Until, that is, someone startled it by calling out a warning in the darkness. As soon as the small, childlike voice had sounded, the great beast had bolted, crashing its way through the forest once more.

Onyx turned his head a quarter of an inch, all the movement he would allow himself under the circumstance. The shift in perspective brought his tormenter into view. A tiny creature with bat wings and a barbed tail sat perched on a branch to his left. It was looking directly at him, which was a bit of a shock. Stealth came naturally to his people, and he'd always prided himself on his ability to pass unseen.

He shifted his position as he brought his bow to bear, exercising that special gift that allowed him to take the darkness from any nearby shadow and wrap itself around him like a shroud.

"You know, you're pretty good at that.", commented the tiny Imp, his eyes still locked directly on the scout. "But I've seen better."

The bow came up, but the tiny fiend was already gone.
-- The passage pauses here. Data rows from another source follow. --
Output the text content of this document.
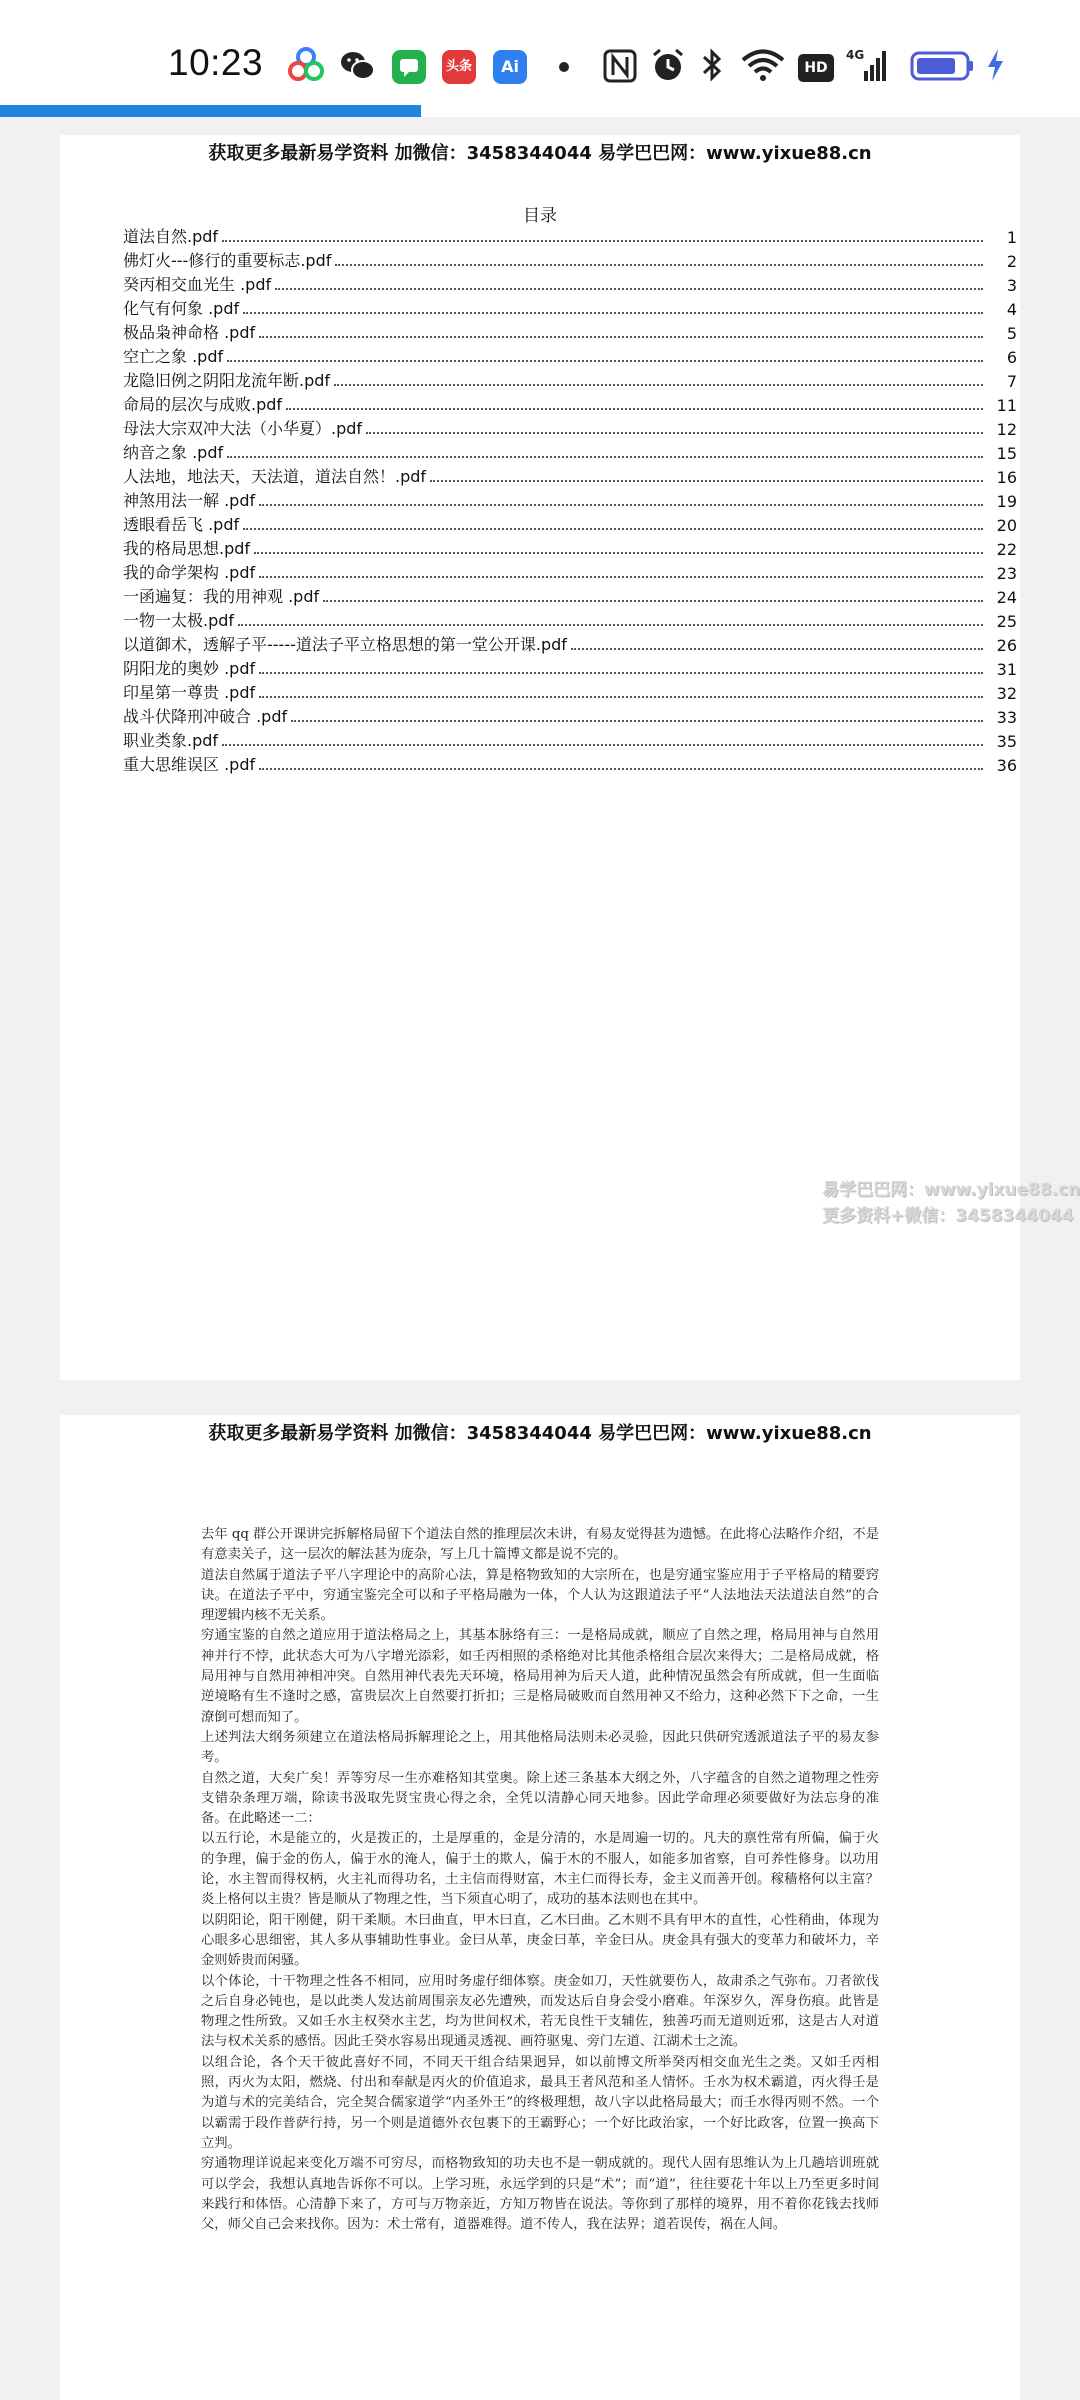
10:23	头条	Ai	HD
4G
获取更多最新易学资料 加微信：3458344044 易学巴巴网：www.yixue88.cn
目录
道法自然.pdf	1
佛灯火---修行的重要标志.pdf	2
癸丙相交血光生 .pdf	3
化气有何象 .pdf	4
极品枭神命格 .pdf	5
空亡之象 .pdf	6
龙隐旧例之阴阳龙流年断.pdf	7
命局的层次与成败.pdf	11
母法大宗双冲大法（小华夏）.pdf	12
纳音之象 .pdf	15
人法地，地法天，天法道，道法自然！.pdf	16
神煞用法一解 .pdf	19
透眼看岳飞 .pdf	20
我的格局思想.pdf	22
我的命学架构 .pdf	23
一函遍复：我的用神观 .pdf	24
一物一太极.pdf	25
以道御术，透解子平-----道法子平立格思想的第一堂公开课.pdf	26
阴阳龙的奥妙 .pdf	31
印星第一尊贵 .pdf	32
战斗伏降刑冲破合 .pdf	33
职业类象.pdf	35
重大思维误区 .pdf	36
易学巴巴网：www.yixue88.cn
更多资料+微信：3458344044
获取更多最新易学资料 加微信：3458344044 易学巴巴网：www.yixue88.cn

去年 qq 群公开课讲完拆解格局留下个道法自然的推理层次未讲，有易友觉得甚为遗憾。在此将心法略作介绍，不是有意卖关子，这一层次的解法甚为庞杂，写上几十篇博文都是说不完的。

道法自然属于道法子平八字理论中的高阶心法，算是格物致知的大宗所在，也是穷通宝鉴应用于子平格局的精要窍诀。在道法子平中，穷通宝鉴完全可以和子平格局融为一体，个人认为这跟道法子平“人法地法天法道法自然”的合理逻辑内核不无关系。

穷通宝鉴的自然之道应用于道法格局之上，其基本脉络有三：一是格局成就，顺应了自然之理，格局用神与自然用神并行不悖，此状态大可为八字增光添彩，如壬丙相照的杀格绝对比其他杀格组合层次来得大；二是格局成就，格局用神与自然用神相冲突。自然用神代表先天环境，格局用神为后天人道，此种情况虽然会有所成就，但一生面临逆境略有生不逢时之感，富贵层次上自然要打折扣；三是格局破败而自然用神又不给力，这种必然下下之命，一生潦倒可想而知了。

上述判法大纲务须建立在道法格局拆解理论之上，用其他格局法则未必灵验，因此只供研究透派道法子平的易友参考。

自然之道，大矣广矣！弄等穷尽一生亦难格知其堂奥。除上述三条基本大纲之外，八字蕴含的自然之道物理之性旁支错杂条理万端，除读书汲取先贤宝贵心得之余，全凭以清静心同天地参。因此学命理必须要做好为法忘身的准备。在此略述一二：

以五行论，木是能立的，火是拨正的，土是厚重的，金是分清的，水是周遍一切的。凡夫的禀性常有所偏，偏于火的争理，偏于金的伤人，偏于水的淹人，偏于土的欺人，偏于木的不服人，如能多加省察，自可养性修身。以功用论，水主智而得权柄，火主礼而得功名，土主信而得财富，木主仁而得长寿，金主义而善开创。稼穑格何以主富？炎上格何以主贵？皆是顺从了物理之性，当下须直心明了，成功的基本法则也在其中。

以阴阳论，阳干刚健，阴干柔顺。木曰曲直，甲木曰直，乙木曰曲。乙木则不具有甲木的直性，心性稍曲，体现为心眼多心思细密，其人多从事辅助性事业。金曰从革，庚金曰革，辛金曰从。庚金具有强大的变革力和破坏力，辛金则娇贵而闲骚。

以个体论，十干物理之性各不相同，应用时务虚仔细体察。庚金如刀，天性就要伤人，故肃杀之气弥布。刀者欲伐之后自身必钝也，是以此类人发达前周围亲友必先遭殃，而发达后自身会受小磨难。年深岁久，浑身伤痕。此皆是物理之性所致。又如壬水主权癸水主艺，均为世间权术，若无良性干支辅佐，独善巧而无道则近邪，这是古人对道法与权术关系的感悟。因此壬癸水容易出现通灵透视、画符驱鬼、旁门左道、江湖术士之流。

以组合论，各个天干彼此喜好不同，不同天干组合结果迥异，如以前博文所举癸丙相交血光生之类。又如壬丙相照，丙火为太阳，燃烧、付出和奉献是丙火的价值追求，最具王者风范和圣人情怀。壬水为权术霸道，丙火得壬是为道与术的完美结合，完全契合儒家道学“内圣外王”的终极理想，故八字以此格局最大；而壬水得丙则不然。一个以霸需于段作普萨行持，另一个则是道德外衣包裹下的王霸野心；一个好比政治家，一个好比政客，位置一换高下立判。

穷通物理详说起来变化万端不可穷尽，而格物致知的功夫也不是一朝成就的。现代人固有思维认为上几趟培训班就可以学会，我想认真地告诉你不可以。上学习班，永远学到的只是“术”；而“道”，往往要花十年以上乃至更多时间来践行和体悟。心清静下来了，方可与万物亲近，方知万物皆在说法。等你到了那样的境界，用不着你花钱去找师父，师父自己会来找你。因为：术士常有，道器难得。道不传人，我在法界；道若误传，祸在人间。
Yet his voice persisted, seeming to come from nowhere. "You shouldn't hunt local folk until you know the local rules. You could get in trouble."

Onyx weighed his options. Of the pair, the Imp would be the more challenging quarry, but as annoying as it had been it's counsel seemed well advised. He had come out, angry and humiliated, and angry hunters make mistakes. He hadn't checked with anyone to see if the Minotaur was a problem, and in fact the farmer had chased it away as casually as if it had been a mere fox. There was something odd there.

He also had the feeling that hunting the Imp would also be a mistake. He quietly retraced his steps, removing himself from the woods and returning to the town.